New Mexico Administrative Code
Title 7 - HEALTH
Chapter 30 - FAMILY AND CHILDREN HEALTH CARE SERVICES
Part 3 - CHILDREN'S MEDICAL SERVICES AND ADULT CYSTIC FIBROSIS
Section 7.30.3.11 - CLIENT RESPONSIBILITIES
Current through Register Vol. 35, No. 18, September 24, 2024
A. Clients are responsible for providing the division with accurate information concerning their financial and medical eligibility when requested by the children's medical services program.
B. Clients must apply for and inform the service coordinator of insurance, medicaid or other possible source of payment for medical expenses. Clients who meet eligibility criteria for medicaid must apply.
C. Clients must report the following changes to their care coordinator within 10 working days of the date the client becomes aware of the change: changes in income exceeding $100.00 per month; changes in household composition, insurance or medicaid coverage; or change of address or telephone number.
D. Private donations, if regular and predictable, will be considered income. If irregular or unpredictable, private donations for the care of the child must be reported to the service coordinator within ten working days of receipt of the donation if it exceeds $1,000.00.
E. Third party tort liability: The client must notify the care coordinator within 30 working days of knowledge of potential liability if a third party may be liable for medical expenses. The client must advise the care coordinator of the name of the potentially liable third party, and the names of all attorneys representing the client.
F. Failure to provide correct and complete information necessary to determine eligibility and failure to report changes, third party resources, including insurance recoveries, potential liability or private donations as required above may result in termination of benefits under these regulations and disqualification from receipt of benefits for a period not to exceed six months, or civil action to recover benefits wrongfully received.
G. Eligibility review: The client receiving benefits must have his/her eligibility reviewed annually. If the client does not respond to a request for review, services may be denied, and the case may be closed 30 days after the first letter of request is sent. Closure date may be extended in certain circumstances at the discretion of the CMS program manager or medical director.

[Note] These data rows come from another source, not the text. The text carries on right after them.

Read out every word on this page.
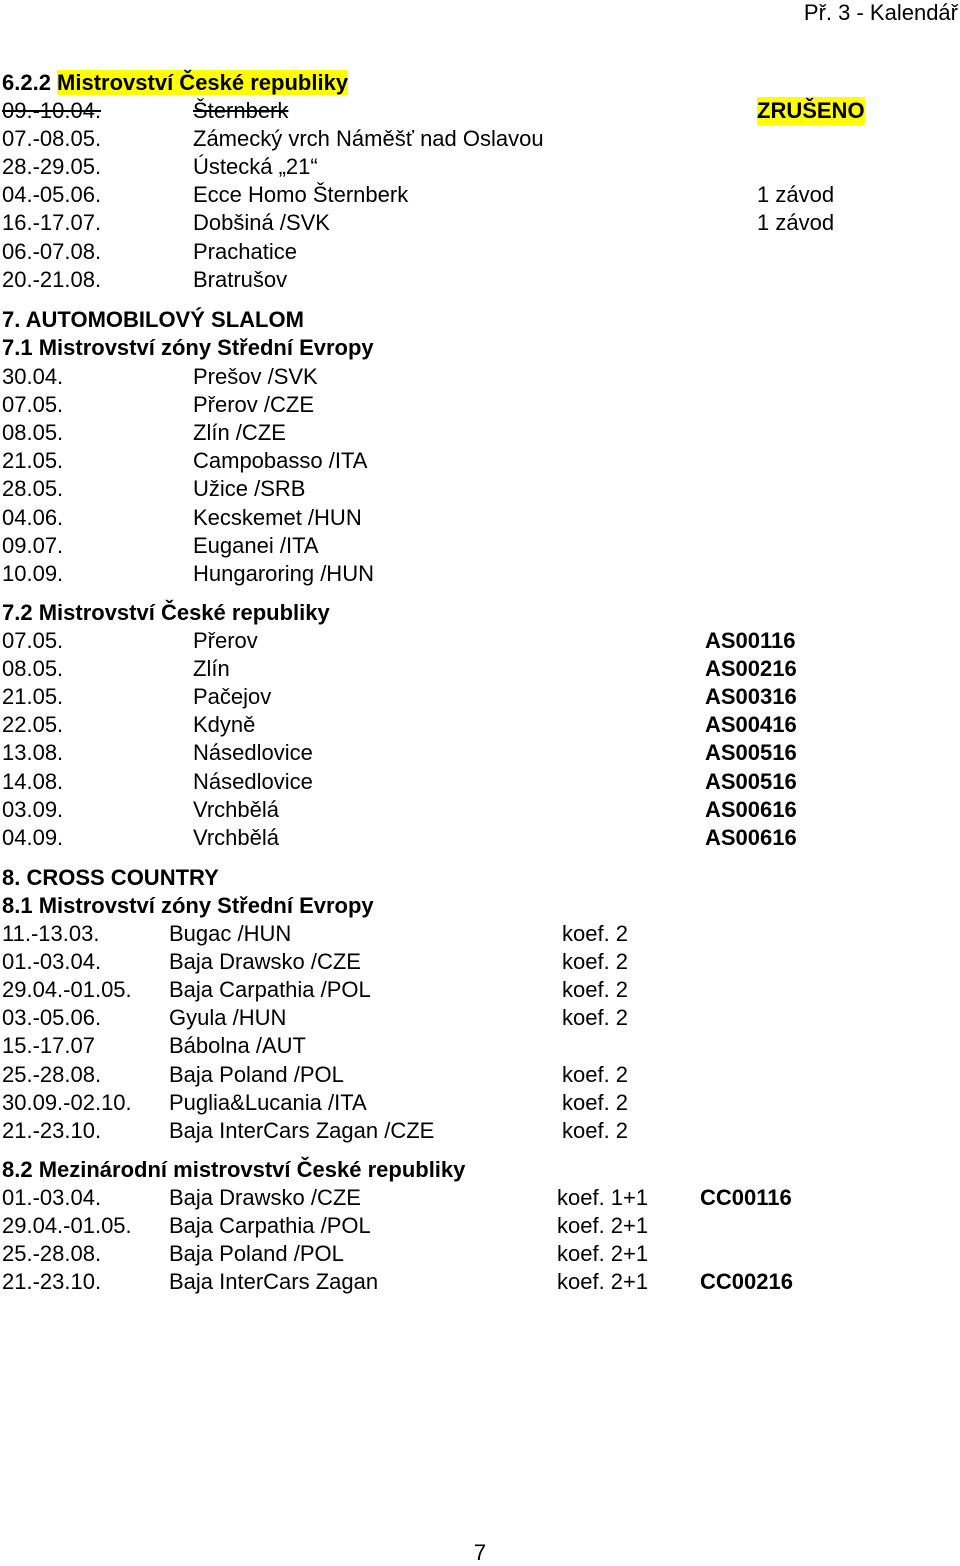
Př. 3 - Kalendář
6.2.2 Mistrovství České republiky
09.-10.04.	Šternberk	ZRUŠENO
07.-08.05.	Zámecký vrch Náměšť nad Oslavou
28.-29.05.	Ústecká „21“
04.-05.06.	Ecce Homo Šternberk	1 závod
16.-17.07.	Dobšiná /SVK	1 závod
06.-07.08.	Prachatice
20.-21.08.	Bratrušov
7. AUTOMOBILOVÝ SLALOM
7.1 Mistrovství zóny Střední Evropy
30.04.	Prešov /SVK
07.05.	Přerov /CZE
08.05.	Zlín /CZE
21.05.	Campobasso /ITA
28.05.	Užice /SRB
04.06.	Kecskemet /HUN
09.07.	Euganei /ITA
10.09.	Hungaroring /HUN
7.2 Mistrovství České republiky
07.05.	Přerov	AS00116
08.05.	Zlín	AS00216
21.05.	Pačejov	AS00316
22.05.	Kdyně	AS00416
13.08.	Násedlovice	AS00516
14.08.	Násedlovice	AS00516
03.09.	Vrchbělá	AS00616
04.09.	Vrchbělá	AS00616
8. CROSS COUNTRY
8.1 Mistrovství zóny Střední Evropy
11.-13.03.	Bugac /HUN	koef. 2
01.-03.04.	Baja Drawsko /CZE	koef. 2
29.04.-01.05. Baja Carpathia /POL	koef. 2
03.-05.06.	Gyula /HUN	koef. 2
15.-17.07	Bábolna /AUT
25.-28.08.	Baja Poland /POL	koef. 2
30.09.-02.10. Puglia&Lucania /ITA	koef. 2
21.-23.10.	Baja InterCars Zagan /CZE	koef. 2
8.2 Mezinárodní mistrovství České republiky
01.-03.04.	Baja Drawsko /CZE	koef. 1+1 CC00116
29.04.-01.05. Baja Carpathia /POL	koef. 2+1
25.-28.08.	Baja Poland /POL	koef. 2+1
21.-23.10.	Baja InterCars Zagan	koef. 2+1 CC00216
7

H. If a client does not follow treatment recommendations or directions made by a CMS care coordinator, consultant or provider, services may be terminated and the children's medical services program manager or medical director may refuse to pay for services because of the failure to follow treatment recommendations or directions. Prior to termination of services or failure to pay for services due to failure to follow treatment recommendations or directions, a client may request a consult to review treatment recommendations or directions he does not wish to follow.